USIP’s Robert Perito, director of the security sector governance center, files this dispatch from Libya.

January 30, 2012
By Robert Perito

Three months after Qaddafi’s death, progress toward establishing basic security in Libya is uneven.  

Benghazi, where the revolution began, has organized security committees composed of former rebels and police.  The one-time rebels support the police with heavy weapons and the moral authority needed to enforce the government’s writ on a heavily-armed populace.  In Tripoli, at the other end of the country, the 500 local police are outnumbered and outgunned by the former rebels.  Rival groups man checkpoints on the access roads, patrol in pickup trucks mounted with heavy machine guns, and control various neighborhoods.  As former rebels coalesce around individual strongmen, there is increasing talk of warlordism.  Walking at night through Martyrs’ Square in Tripoli, we heard gunfire nearby.  

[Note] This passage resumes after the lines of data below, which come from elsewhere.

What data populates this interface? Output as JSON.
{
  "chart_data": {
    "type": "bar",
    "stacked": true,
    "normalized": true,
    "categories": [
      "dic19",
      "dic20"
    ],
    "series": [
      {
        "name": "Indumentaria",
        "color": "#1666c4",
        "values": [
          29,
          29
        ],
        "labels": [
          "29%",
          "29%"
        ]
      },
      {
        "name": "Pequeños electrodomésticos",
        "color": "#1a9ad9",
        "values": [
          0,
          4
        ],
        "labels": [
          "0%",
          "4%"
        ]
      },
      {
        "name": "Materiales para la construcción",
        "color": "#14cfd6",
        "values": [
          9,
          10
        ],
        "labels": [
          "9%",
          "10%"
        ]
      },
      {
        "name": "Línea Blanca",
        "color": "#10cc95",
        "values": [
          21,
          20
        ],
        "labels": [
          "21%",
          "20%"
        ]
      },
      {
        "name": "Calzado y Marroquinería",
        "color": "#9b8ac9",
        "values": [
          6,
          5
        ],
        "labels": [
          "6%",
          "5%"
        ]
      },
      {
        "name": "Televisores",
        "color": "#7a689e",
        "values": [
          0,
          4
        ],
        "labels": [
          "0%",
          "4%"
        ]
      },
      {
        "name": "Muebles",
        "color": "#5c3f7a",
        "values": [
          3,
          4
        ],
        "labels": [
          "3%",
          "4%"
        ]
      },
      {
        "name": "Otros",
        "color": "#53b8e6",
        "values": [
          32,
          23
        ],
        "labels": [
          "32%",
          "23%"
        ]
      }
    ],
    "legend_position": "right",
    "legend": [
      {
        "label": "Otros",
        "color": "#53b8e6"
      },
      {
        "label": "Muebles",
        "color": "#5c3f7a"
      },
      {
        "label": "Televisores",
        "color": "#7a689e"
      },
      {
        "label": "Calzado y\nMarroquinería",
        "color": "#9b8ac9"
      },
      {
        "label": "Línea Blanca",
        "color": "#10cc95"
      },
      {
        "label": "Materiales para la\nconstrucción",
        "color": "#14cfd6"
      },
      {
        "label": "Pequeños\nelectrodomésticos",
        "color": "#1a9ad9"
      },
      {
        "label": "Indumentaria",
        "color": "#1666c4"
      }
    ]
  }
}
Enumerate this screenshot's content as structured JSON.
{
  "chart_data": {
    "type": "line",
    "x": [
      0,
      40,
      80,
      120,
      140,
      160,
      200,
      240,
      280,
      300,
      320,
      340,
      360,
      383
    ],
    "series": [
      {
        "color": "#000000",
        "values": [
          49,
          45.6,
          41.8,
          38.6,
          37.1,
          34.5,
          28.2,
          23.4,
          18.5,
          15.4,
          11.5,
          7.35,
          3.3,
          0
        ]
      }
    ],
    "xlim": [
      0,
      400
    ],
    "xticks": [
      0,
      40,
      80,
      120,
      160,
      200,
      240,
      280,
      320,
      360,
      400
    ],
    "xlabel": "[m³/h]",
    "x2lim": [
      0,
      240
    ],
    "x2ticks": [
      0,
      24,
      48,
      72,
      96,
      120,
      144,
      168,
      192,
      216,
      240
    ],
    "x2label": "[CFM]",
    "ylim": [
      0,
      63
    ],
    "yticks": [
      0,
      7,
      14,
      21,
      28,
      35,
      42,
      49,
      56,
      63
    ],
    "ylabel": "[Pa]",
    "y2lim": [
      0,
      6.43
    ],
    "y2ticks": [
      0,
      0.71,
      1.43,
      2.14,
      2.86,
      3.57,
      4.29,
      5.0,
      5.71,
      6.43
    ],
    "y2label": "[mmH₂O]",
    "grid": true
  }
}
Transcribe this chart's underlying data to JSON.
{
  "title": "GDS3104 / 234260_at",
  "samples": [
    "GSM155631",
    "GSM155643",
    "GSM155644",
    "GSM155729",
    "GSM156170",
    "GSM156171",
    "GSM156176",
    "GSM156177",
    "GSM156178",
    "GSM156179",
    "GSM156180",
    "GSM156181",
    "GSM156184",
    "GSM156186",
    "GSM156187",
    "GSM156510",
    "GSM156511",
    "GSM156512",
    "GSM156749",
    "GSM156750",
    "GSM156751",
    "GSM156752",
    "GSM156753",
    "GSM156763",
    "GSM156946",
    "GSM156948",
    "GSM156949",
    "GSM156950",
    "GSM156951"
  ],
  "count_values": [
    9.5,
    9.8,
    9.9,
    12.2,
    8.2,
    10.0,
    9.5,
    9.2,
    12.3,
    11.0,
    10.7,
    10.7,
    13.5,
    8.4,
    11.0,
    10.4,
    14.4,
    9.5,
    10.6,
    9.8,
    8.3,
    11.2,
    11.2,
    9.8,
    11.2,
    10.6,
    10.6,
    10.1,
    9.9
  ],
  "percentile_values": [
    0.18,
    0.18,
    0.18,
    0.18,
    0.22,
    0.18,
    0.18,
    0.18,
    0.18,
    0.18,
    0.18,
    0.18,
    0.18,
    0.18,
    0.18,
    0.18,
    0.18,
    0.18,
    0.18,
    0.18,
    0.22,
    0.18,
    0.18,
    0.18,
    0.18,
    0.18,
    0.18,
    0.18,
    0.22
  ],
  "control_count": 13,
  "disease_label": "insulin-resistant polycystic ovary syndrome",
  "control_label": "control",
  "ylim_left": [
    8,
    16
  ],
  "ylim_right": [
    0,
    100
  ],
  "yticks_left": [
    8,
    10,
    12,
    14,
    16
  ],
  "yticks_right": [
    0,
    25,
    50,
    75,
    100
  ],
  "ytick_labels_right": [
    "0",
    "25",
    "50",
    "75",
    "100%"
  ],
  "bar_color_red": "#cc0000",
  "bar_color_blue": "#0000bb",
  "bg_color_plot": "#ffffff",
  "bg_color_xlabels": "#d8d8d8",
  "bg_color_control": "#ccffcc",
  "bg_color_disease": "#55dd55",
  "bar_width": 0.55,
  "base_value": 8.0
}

Meanwhile, the central government’s authority is limited.  A Justice Ministry official admitted to us that he had little influence in Misrata (about 120 miles east of Tripoli), where the fighting was most intense and where Human Rights Watch reports that former fighters for the Qaddafi regime are being tortured.  

One of Libya’s major challenges will be security sector reform, or transforming the disparate former rebel groups into national military and police forces that report to the central government.  However, across the country, former rebels say that they will only give up their arms when they are certain that Qaddafi’s supporters will not return to power and that the goals of the revolution will be achieved.